Might be you’d do best to get off now, Hannie, I tell myself. Here, and then follow the river back home.
Something hard and wet hits my ear so sudden, sparks bust out behind my eyes and my head rings like a church bell.
“Get to work, boy.” A voice pushes through the sound. A knotted hank of rope skims down my shoulder and leg and lands on the deck. “Tote wood. You don’t get paid to stand lookin’.”
Pulling my hat low, I scurry down the ramp and scrabble round with the others, tying bundles and toting them up on my back.

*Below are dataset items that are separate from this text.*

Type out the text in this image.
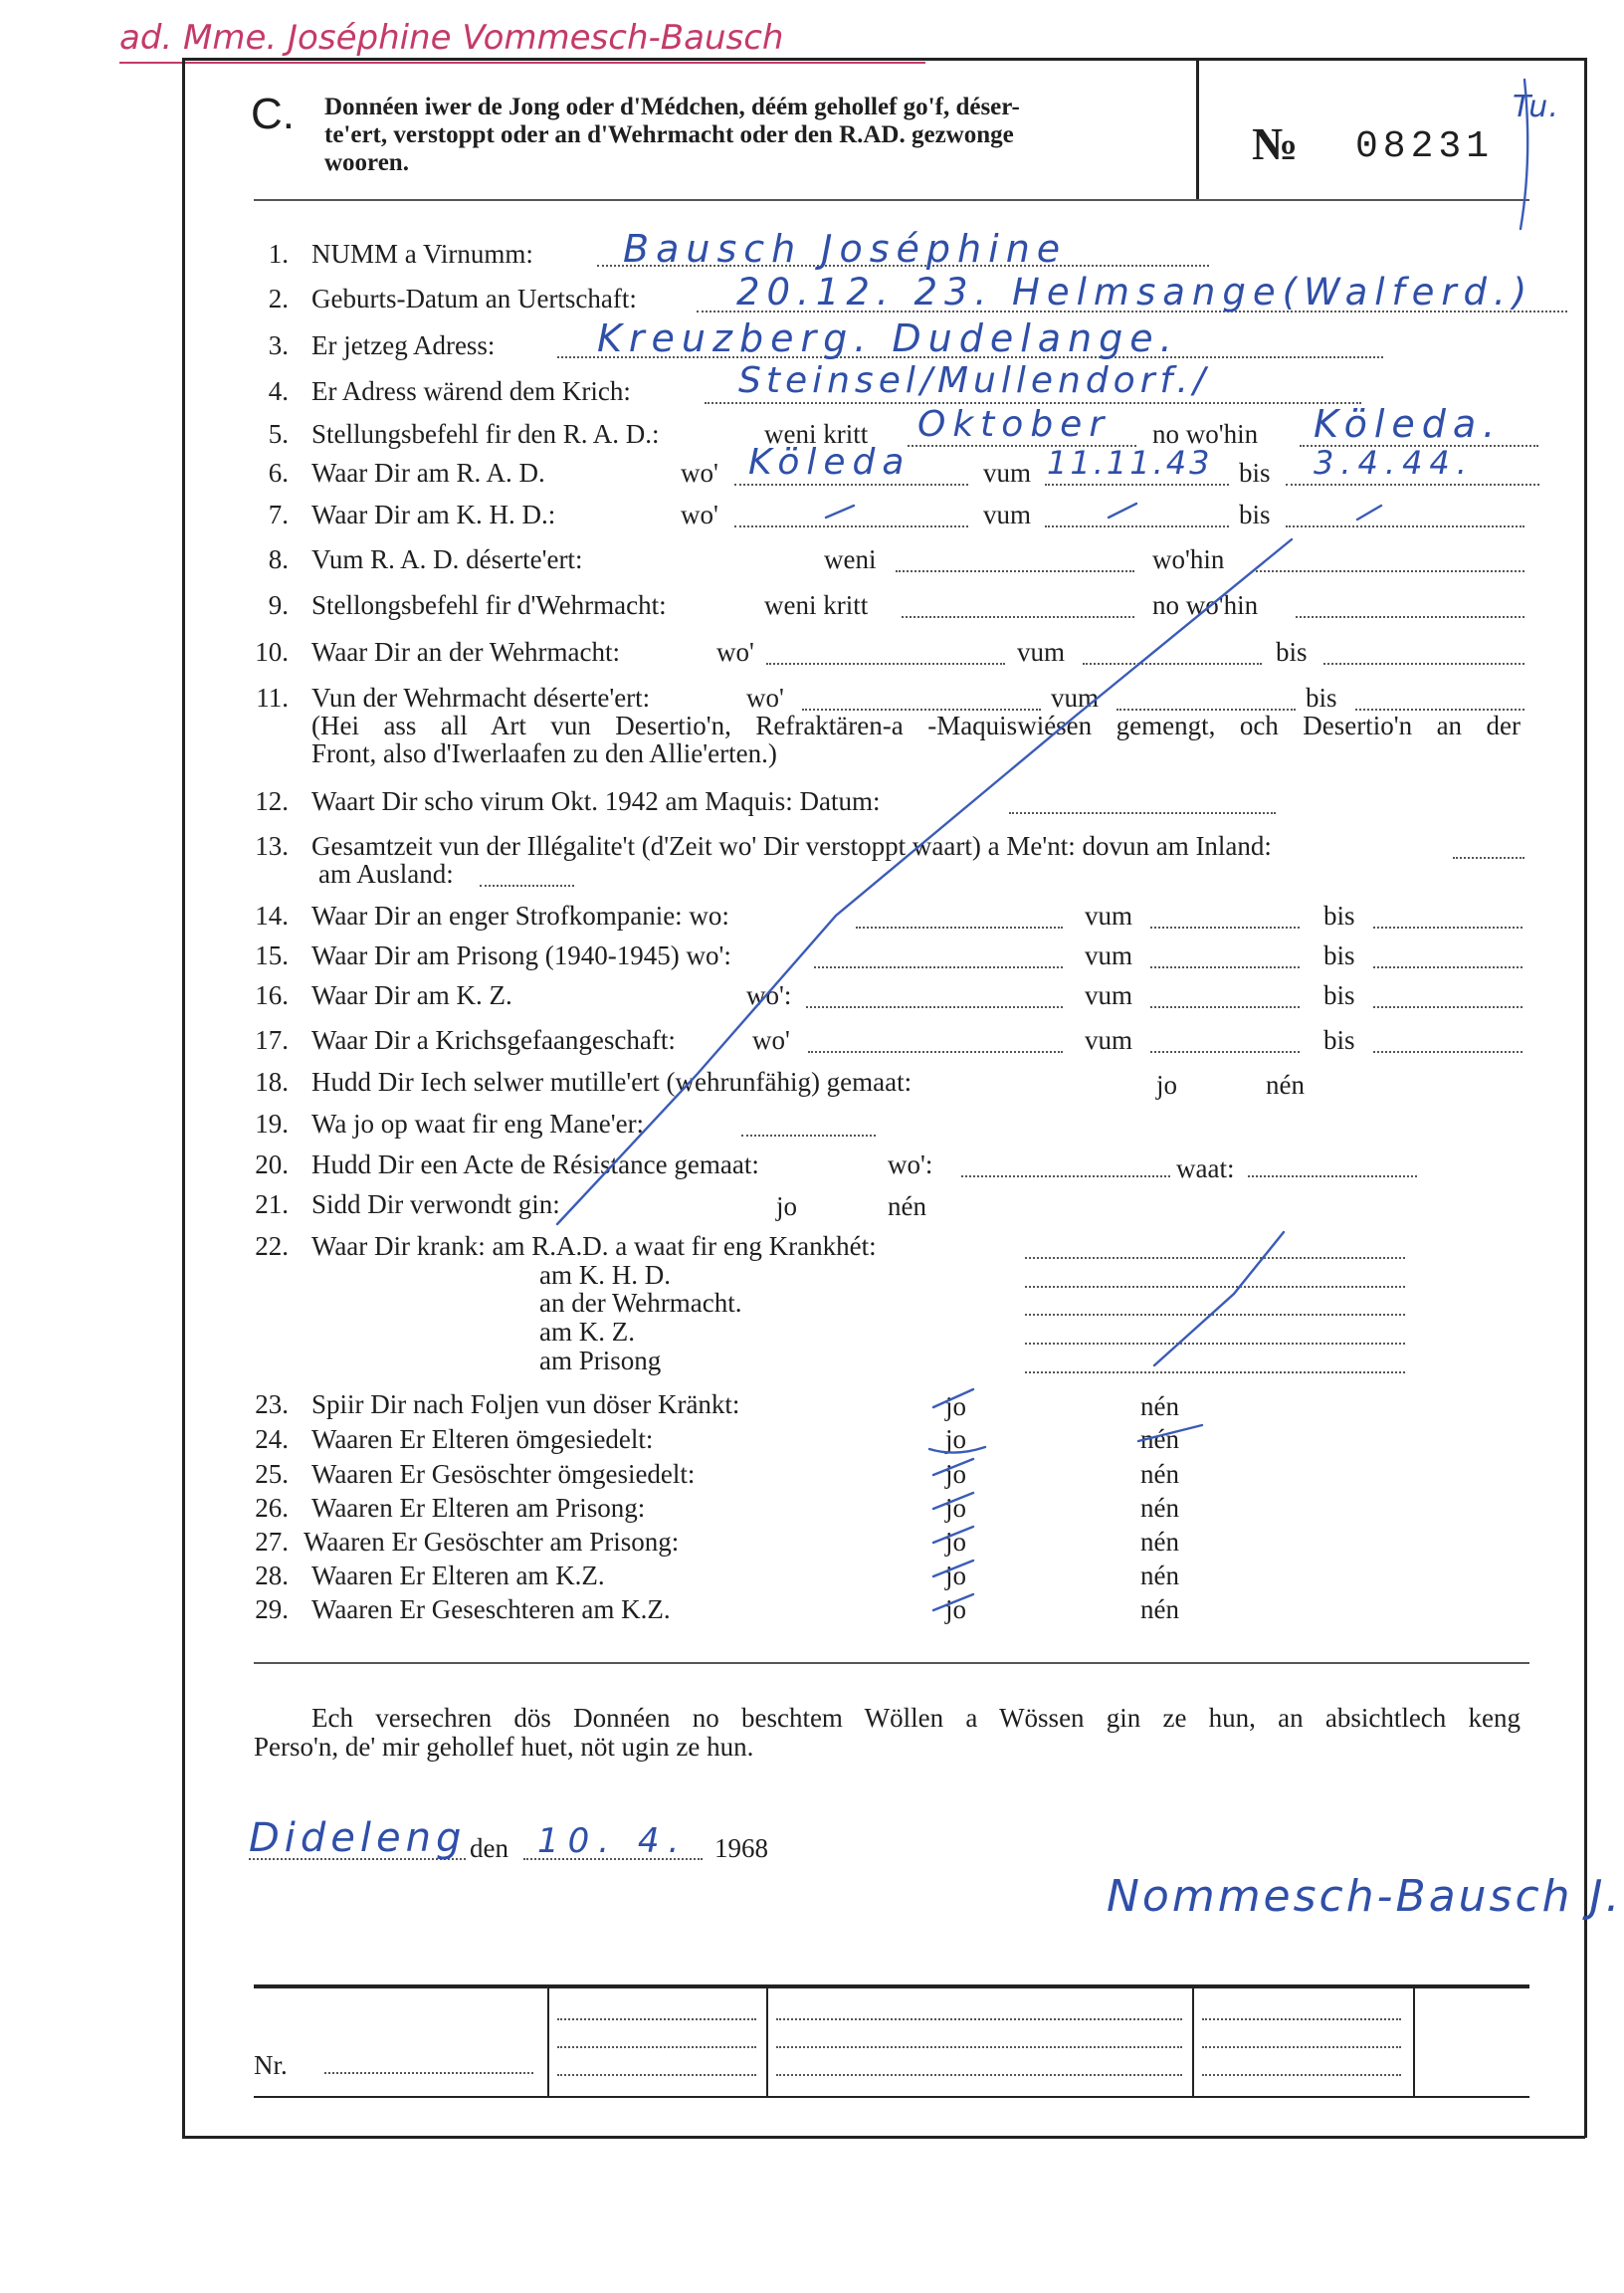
ad. Mme. Joséphine Vommesch-Bausch
C. Donnéen iwer de Jong oder d'Médchen, déém gehollef go'f, déser-
te'ert, verstoppt oder an d'Wehrmacht oder den R.AD. gezwonge
wooren.	№ 08231
Tu.
1. NUMM a Virnumm: Bausch Joséphine
2. Geburts-Datum an Uertschaft:	20.12. 23. Helmsange(Walferd.)
3. Er jetzeg Adress:	Kreuzberg. Dudelange.
4. Er Adress wärend dem Krich:	Steinsel/Mullendorf./
5. Stellungsbefehl fir den R. A. D.:	weni kritt Oktober no wo'hin Köleda.
6. Waar Dir am R. A. D.	wo' Köleda	vum 11.11.43 bis 3.4.44.
7. Waar Dir am K. H. D.:	wo'	vum	bis
8. Vum R. A. D. déserte'ert:	weni	wo'hin
9. Stellongsbefehl fir d'Wehrmacht:	weni kritt	no wo'hin
10. Waar Dir an der Wehrmacht:	wo'	vum	bis
11. Vun der Wehrmacht déserte'ert:	wo'	vum	bis
(Hei ass all Art vun Desertio'n, Refraktären-a -Maquiswiésen gemengt, och Desertio'n an der
Front, also d'Iwerlaafen zu den Allie'erten.)
12. Waart Dir scho virum Okt. 1942 am Maquis: Datum:
13. Gesamtzeit vun der Illégalite't (d'Zeit wo' Dir verstoppt waart) a Me'nt: dovun am Inland:
am Ausland:
14. Waar Dir an enger Strofkompanie: wo:	vum	bis
15. Waar Dir am Prisong (1940-1945) wo':	vum	bis
16. Waar Dir am K. Z.	wo':	vum	bis
17. Waar Dir a Krichsgefaangeschaft:	wo'	vum	bis
18. Hudd Dir Iech selwer mutille'ert (wehrunfähig) gemaat:	jo	nén
19. Wa jo op waat fir eng Mane'er:
20. Hudd Dir een Acte de Résistance gemaat:	wo':	waat:
21. Sidd Dir verwondt gin:	jo	nén
22. Waar Dir krank: am R.A.D. a waat fir eng Krankhét:
am K. H. D.
an der Wehrmacht.
am K. Z.
am Prisong
23. Spiir Dir nach Foljen vun döser Kränkt:	jo	nén
24. Waaren Er Elteren ömgesiedelt:	jo	nén
25. Waaren Er Gesöschter ömgesiedelt:	jo	nén
26. Waaren Er Elteren am Prisong:	jo	nén
27. Waaren Er Gesöschter am Prisong:	jo	nén
28. Waaren Er Elteren am K.Z.	jo	nén
29. Waaren Er Geseschteren am K.Z.	jo	nén
Ech versechren dös Donnéen no beschtem Wöllen a Wössen gin ze hun, an absichtlech keng
Perso'n, de' mir gehollef huet, nöt ugin ze hun.
Dideleng den 10. 4. 1968
Nommesch-Bausch J.
Nr.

I carry all I can. I don’t want to get whipped again.
The deckhand hollers, “Haul that wood! Haul that wood!”
Someplace above the ruckus, I hear Moses’s deep voice. “Even out the load! Step up, now, step up!”
I keep my hat low and move in a line with all the others. Don’t look at anybody. Don’t talk. Make sure nobody sees me in the face.
This’s a sign to you, Hannie, I tell myself as I work. You got yourself a way off this boat. Right now. You got a way to leave, go back home. Just duck into them trees.
Every trip down, I think, Do it, now.
Every trip up, I think, Next round. Next round, you do it.
But I’m still there, back on the boat when all the wood’s loaded. The Genesee Star looks like a pregnant woman overdue for the birthing, but she’s level in the water, at least.
I stand at the slats near the back, watch the men finish offloading sugar, flour, crates, and barrels of whiskey to pay for the wood. Last thing they do, before swinging in the ramp, is clear folks out of the way and lead two horses down. One sorrel, one silver-white.